傭兵となってメカを駆るアーマードコアシリーズのうち、2の世界観やシステムを受け継いだ続編として登場した本作。前作の5年後を舞台に、政府と企業体への不満がくすぶる地下都市による小規模な武装蜂起が相次ぐなか、一傭兵として各地の任務に応じることになる。物語の骨子や個々の任務内容こそ存在するが、追うべきメインストーリーはなく、これといったチュートリアルもなく、全100ミッションを黙々とこなしていく。護衛、殲滅、救出、対AC戦など、ミッションごとに多彩なシチュエーションが用意されているほか、画面分割で二人で挑むVSミッションや、シリーズ初となるオンライン対戦(双方の環境で対応モデムを準備して回線を繋げる方式で、通話料が発生する)が実装されている。仮に任務に失敗しても経費が差し引かれたり依頼が消滅したりといったデメリットが課されない点が特徴で、状況や好みにあわせて機体をカスタマイズして快適に試行錯誤することができる。傭兵稼業にどっぷり浸からせてくれる、非常に噛み応えのある仕上がりとなっている。

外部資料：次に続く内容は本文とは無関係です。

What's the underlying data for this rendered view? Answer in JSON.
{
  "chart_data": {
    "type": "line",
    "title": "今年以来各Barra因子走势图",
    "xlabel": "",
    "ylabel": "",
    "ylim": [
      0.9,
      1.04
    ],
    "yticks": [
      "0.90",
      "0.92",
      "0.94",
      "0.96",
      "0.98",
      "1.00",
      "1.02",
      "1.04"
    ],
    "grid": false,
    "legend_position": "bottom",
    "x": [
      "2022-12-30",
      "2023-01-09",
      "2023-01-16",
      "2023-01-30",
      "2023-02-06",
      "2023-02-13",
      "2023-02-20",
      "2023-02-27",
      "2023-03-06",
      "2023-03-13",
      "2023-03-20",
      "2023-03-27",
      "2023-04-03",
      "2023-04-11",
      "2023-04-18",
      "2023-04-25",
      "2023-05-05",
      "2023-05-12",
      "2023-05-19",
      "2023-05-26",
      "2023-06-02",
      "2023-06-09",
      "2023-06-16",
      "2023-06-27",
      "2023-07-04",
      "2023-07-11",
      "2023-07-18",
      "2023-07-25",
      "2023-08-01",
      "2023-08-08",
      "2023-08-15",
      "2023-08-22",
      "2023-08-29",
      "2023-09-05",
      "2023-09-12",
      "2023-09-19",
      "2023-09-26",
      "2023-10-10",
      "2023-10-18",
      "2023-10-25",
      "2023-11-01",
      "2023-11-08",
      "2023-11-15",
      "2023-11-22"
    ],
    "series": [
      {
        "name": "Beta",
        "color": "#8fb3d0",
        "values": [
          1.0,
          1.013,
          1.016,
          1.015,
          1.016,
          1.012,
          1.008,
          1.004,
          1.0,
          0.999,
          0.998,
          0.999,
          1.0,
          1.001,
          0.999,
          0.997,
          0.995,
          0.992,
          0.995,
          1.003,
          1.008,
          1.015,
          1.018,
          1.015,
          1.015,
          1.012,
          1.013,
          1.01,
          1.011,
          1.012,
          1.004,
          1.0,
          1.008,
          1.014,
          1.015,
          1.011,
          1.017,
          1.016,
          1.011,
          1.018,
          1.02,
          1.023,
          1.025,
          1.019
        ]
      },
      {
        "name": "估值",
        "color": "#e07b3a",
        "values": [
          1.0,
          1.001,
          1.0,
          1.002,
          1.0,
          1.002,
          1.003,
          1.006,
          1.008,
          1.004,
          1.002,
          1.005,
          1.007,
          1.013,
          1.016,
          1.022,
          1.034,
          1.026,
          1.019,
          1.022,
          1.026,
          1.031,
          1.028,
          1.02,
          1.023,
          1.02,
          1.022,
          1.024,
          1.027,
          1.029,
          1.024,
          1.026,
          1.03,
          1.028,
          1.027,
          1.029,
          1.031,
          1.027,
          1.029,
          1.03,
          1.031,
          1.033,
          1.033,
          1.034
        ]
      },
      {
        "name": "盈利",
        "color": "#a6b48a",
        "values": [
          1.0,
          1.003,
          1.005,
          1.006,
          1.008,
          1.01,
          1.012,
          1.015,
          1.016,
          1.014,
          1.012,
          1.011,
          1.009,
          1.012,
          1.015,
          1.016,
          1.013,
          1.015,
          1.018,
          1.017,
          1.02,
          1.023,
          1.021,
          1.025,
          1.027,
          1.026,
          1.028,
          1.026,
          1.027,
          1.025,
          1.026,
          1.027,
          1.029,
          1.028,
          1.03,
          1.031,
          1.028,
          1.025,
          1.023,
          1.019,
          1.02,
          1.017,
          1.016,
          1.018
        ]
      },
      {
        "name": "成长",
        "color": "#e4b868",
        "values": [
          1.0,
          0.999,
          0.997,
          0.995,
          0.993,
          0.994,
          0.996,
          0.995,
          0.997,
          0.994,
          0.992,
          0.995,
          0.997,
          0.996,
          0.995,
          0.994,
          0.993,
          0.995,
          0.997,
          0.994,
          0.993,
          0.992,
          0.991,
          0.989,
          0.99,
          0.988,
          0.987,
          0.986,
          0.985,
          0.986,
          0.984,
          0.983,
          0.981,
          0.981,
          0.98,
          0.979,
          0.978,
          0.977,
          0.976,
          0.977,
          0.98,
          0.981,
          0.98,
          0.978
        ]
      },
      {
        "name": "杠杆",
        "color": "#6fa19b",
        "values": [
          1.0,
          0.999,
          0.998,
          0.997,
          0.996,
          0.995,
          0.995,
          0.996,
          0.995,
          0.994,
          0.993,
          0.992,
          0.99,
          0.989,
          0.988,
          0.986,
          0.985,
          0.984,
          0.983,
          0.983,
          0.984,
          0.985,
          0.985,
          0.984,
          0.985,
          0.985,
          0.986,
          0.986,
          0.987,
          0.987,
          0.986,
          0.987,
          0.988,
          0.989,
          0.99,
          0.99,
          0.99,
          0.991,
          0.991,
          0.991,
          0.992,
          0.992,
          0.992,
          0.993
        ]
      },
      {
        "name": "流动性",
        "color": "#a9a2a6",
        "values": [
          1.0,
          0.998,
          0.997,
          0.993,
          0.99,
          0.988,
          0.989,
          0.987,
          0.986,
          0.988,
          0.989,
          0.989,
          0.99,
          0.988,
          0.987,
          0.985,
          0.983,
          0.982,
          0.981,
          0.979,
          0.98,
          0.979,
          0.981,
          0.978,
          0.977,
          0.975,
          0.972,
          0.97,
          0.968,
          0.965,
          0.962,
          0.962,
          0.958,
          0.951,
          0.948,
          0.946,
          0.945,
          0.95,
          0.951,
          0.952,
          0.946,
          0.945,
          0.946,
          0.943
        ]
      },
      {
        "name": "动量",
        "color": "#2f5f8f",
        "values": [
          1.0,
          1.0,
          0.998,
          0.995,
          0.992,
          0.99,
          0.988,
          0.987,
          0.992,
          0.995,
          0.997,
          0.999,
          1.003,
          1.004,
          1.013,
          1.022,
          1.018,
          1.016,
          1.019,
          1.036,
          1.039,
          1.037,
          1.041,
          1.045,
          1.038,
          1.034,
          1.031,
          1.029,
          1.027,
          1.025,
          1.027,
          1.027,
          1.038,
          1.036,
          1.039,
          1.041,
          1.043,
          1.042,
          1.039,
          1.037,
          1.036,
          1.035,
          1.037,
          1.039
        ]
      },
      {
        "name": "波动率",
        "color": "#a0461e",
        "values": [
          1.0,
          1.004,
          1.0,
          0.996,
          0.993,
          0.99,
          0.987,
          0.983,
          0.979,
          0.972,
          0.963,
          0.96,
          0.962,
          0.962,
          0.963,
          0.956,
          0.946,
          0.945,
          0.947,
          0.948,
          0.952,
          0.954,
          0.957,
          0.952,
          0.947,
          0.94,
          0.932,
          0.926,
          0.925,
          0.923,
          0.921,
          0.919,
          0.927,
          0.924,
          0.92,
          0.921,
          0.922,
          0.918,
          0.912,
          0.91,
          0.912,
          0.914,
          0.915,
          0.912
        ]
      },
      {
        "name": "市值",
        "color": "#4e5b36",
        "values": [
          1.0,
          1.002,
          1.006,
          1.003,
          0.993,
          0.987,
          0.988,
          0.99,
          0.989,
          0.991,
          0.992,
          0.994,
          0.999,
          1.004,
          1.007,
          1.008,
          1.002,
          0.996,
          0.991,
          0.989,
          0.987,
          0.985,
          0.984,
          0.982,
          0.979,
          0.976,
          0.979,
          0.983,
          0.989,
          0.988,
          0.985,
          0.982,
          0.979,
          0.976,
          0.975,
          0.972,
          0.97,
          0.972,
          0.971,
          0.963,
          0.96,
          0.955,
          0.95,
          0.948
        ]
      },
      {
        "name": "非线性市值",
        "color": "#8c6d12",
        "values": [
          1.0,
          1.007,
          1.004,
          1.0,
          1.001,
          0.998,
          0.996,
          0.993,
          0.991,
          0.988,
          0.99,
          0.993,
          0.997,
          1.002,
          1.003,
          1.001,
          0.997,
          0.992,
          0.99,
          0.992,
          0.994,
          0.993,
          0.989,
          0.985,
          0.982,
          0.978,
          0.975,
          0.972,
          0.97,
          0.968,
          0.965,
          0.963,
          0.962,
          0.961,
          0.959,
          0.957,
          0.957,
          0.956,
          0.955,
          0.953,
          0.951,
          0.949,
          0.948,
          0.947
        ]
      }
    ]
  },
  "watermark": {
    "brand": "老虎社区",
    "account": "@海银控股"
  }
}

本作の音楽を担当するのは神田有士氏、齋藤司氏、瀬川圭一郎氏、Ikuya Ichinohe氏(情報がすくないため、漢字表記は不明)。いずれも当時フロムに所属していたか、現在も所属している作曲家である。四名とも前作から続投でサウンドを手がけている一方で、前作に携わっていた星野康太氏とMijk van Dijk氏は不参加である。本作ではテクノやインダストリアル系の淡々とした曲調を中心に取り揃えられている。また、一部歴代キャラが出演を果たすミッションが存在することなどから、過去作から流用されている楽曲も含まれる。サウンドトラックは長らく未発売だったが、20周年記念にシリーズ楽曲を網羅したCDコレクションが登場し、DISC4に本作の楽曲が収録されている。

エンディングで流れるのがこの曲である。最終ミッション「軌道エレベータ解放」をはじめとする複数の任務で流れる『Detect type0』の差分で、核となるフレーズは共通している。全体的にシンセパッドが目立つ『type 0』と比べて、こちらは浮遊感を維持しつつ、よりベースラインを強調して濃密な印象を強めている。隙のない骨太なリズムで徹頭徹尾ソリッドな響きを帯びている一方で、28~34秒や42~43秒、1分37~38秒などでたびたび神秘的な間を入れることで、息を奪われるようなメリハリを生み出している。ノイジーだが不思議と落ち着くような、恍惚な聴き心地をもたらす一曲である。

聴いているとゾーンに入るような感じがします。すごく良いですね。『Detect type0』もあわせてどうぞ。